Supportability (including Doc)

You can’t really count on direct support from most of these companies anymore, but with tools like Compuserve and the Internet, there tends to be more than enough resources available to answer your questions. It’s rare to go more than an hour without having at least someone chime in with a response.

The documentation is actually pretty good. I’ve got to give Borland credit for continuing to include actual hard copy manuals with their products that are well organized and pretty easy to read. They even tend to give you some tutorial stuff as well. I know I recently bought VB5 developer edition from Microsoft, and there wasn’t one page of documentation included.


I am by no means an expert on Java, but I have used a number of the available tools out there and done some muddling about, and I must say, Borland has done an excellent job here. It’s hard to say what the computing landscape will be like in a few years, but with Borlands 100% Pure Java approach, you are at least guaranteed a robust Windows based tool for developing platform and architecture independent code. The Beans Express section of the IDE is a wonderful tool for building Java Bean components, it takes a lot of the headache out of the process, and gives you a nice head start with all the templates.

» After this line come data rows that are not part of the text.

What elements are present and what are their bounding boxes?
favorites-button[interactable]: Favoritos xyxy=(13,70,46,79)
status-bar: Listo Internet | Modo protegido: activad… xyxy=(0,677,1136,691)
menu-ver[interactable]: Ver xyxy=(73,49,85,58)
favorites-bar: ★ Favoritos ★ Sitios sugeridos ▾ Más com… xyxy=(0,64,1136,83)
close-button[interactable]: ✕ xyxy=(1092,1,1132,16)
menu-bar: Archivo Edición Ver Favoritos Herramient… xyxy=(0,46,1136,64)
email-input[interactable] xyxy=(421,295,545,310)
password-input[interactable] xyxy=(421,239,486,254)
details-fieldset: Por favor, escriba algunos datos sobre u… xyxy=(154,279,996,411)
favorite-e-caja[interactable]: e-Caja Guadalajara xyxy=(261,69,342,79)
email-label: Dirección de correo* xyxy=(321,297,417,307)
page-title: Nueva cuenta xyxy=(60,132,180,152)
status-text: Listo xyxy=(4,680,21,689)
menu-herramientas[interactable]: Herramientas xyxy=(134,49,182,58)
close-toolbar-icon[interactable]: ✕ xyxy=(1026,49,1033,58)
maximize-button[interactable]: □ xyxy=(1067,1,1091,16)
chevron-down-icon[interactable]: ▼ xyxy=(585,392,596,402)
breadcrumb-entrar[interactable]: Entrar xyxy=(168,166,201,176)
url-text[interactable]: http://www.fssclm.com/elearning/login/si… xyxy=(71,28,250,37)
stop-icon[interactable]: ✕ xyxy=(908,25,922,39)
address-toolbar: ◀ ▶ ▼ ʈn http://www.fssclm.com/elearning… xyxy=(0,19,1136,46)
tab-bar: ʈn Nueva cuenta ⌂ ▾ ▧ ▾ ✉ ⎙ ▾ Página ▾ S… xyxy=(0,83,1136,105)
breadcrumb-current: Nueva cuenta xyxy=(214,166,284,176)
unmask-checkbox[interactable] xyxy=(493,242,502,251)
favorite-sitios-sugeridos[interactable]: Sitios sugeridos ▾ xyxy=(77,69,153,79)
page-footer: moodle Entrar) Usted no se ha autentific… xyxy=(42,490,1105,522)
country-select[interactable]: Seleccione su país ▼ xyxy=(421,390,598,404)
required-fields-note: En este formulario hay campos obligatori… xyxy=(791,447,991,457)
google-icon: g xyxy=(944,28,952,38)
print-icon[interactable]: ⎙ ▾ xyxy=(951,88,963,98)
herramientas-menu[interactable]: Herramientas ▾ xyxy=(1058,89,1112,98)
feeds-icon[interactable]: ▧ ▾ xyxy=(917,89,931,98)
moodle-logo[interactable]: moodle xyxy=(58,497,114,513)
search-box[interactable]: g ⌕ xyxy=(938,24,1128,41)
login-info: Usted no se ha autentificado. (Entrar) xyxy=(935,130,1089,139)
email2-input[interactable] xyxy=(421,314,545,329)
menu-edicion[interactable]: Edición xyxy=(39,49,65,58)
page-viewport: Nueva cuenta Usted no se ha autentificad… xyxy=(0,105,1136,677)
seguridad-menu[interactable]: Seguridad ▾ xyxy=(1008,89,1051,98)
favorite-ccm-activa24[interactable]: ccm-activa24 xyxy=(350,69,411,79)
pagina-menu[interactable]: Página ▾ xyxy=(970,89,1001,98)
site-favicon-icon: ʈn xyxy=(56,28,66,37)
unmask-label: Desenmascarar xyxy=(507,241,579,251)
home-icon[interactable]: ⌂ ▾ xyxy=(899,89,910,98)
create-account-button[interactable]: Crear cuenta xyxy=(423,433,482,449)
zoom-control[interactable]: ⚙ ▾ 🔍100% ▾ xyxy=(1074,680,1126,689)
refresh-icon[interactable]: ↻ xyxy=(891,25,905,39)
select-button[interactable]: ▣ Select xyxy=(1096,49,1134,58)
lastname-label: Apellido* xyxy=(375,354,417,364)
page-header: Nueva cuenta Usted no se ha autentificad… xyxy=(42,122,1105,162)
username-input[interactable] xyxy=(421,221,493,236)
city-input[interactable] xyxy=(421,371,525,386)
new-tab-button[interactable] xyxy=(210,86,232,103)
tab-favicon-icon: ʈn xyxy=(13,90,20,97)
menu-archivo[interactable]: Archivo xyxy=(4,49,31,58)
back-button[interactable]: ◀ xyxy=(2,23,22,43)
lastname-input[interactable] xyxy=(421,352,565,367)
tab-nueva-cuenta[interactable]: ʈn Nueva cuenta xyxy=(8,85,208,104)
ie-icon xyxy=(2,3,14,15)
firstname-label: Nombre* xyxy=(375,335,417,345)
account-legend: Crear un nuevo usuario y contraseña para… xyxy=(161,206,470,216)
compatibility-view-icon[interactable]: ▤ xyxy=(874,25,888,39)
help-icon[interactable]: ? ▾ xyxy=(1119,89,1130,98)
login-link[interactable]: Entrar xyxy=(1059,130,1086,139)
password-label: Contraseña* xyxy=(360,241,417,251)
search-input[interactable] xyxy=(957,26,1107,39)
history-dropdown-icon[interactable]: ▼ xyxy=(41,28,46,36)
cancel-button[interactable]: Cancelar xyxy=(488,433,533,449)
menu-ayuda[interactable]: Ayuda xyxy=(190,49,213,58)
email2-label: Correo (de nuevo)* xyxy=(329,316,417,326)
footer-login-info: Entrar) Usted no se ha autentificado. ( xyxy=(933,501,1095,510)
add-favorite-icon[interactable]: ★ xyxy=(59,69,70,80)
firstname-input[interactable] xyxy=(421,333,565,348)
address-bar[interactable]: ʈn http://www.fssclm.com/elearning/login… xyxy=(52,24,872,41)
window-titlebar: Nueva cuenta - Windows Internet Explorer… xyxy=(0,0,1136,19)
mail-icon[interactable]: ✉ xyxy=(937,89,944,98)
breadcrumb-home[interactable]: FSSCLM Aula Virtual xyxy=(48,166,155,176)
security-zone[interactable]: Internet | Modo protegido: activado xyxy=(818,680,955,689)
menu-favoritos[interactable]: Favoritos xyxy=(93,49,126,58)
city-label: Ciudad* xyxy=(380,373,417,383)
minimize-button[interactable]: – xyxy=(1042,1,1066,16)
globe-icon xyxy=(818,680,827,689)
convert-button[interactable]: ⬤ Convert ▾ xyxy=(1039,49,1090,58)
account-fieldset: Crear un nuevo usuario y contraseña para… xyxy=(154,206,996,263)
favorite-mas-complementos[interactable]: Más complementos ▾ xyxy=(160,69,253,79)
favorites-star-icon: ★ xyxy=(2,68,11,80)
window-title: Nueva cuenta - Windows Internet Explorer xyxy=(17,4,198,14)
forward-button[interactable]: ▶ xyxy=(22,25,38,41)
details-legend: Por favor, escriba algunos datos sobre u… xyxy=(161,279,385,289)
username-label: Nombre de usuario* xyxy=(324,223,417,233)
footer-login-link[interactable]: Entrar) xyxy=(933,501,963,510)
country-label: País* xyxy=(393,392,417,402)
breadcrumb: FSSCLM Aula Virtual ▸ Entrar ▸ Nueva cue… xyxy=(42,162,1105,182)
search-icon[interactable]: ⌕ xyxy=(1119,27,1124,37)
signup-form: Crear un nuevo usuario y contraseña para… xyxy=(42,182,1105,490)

Java isn’t for everyone, or everything, despite what you might have read, however if you are wondering what all the fuss is about, then you should probably get on the Borland web site and download a demo copy, or buy yourself the Standard Edition to check it out. You might find that the more you think about it, the more use you might have for it. A great example of a well pulled off Java system is the new eSuite from Lotus. This is office suite software written entirely in Java, and show’s how and what can be done potentially.

At-a-Glance box

JBuilder version 1
Borland International, Inc.
Scotts Valley, CA

Price for JBuilder standard is $99, Pro is $299 upgrade, $799 otherwise, and JBuilder Client/Server is $2,495. Support is available easily on the Internet, check out, and Product includes a number of manuals depending on which version you get.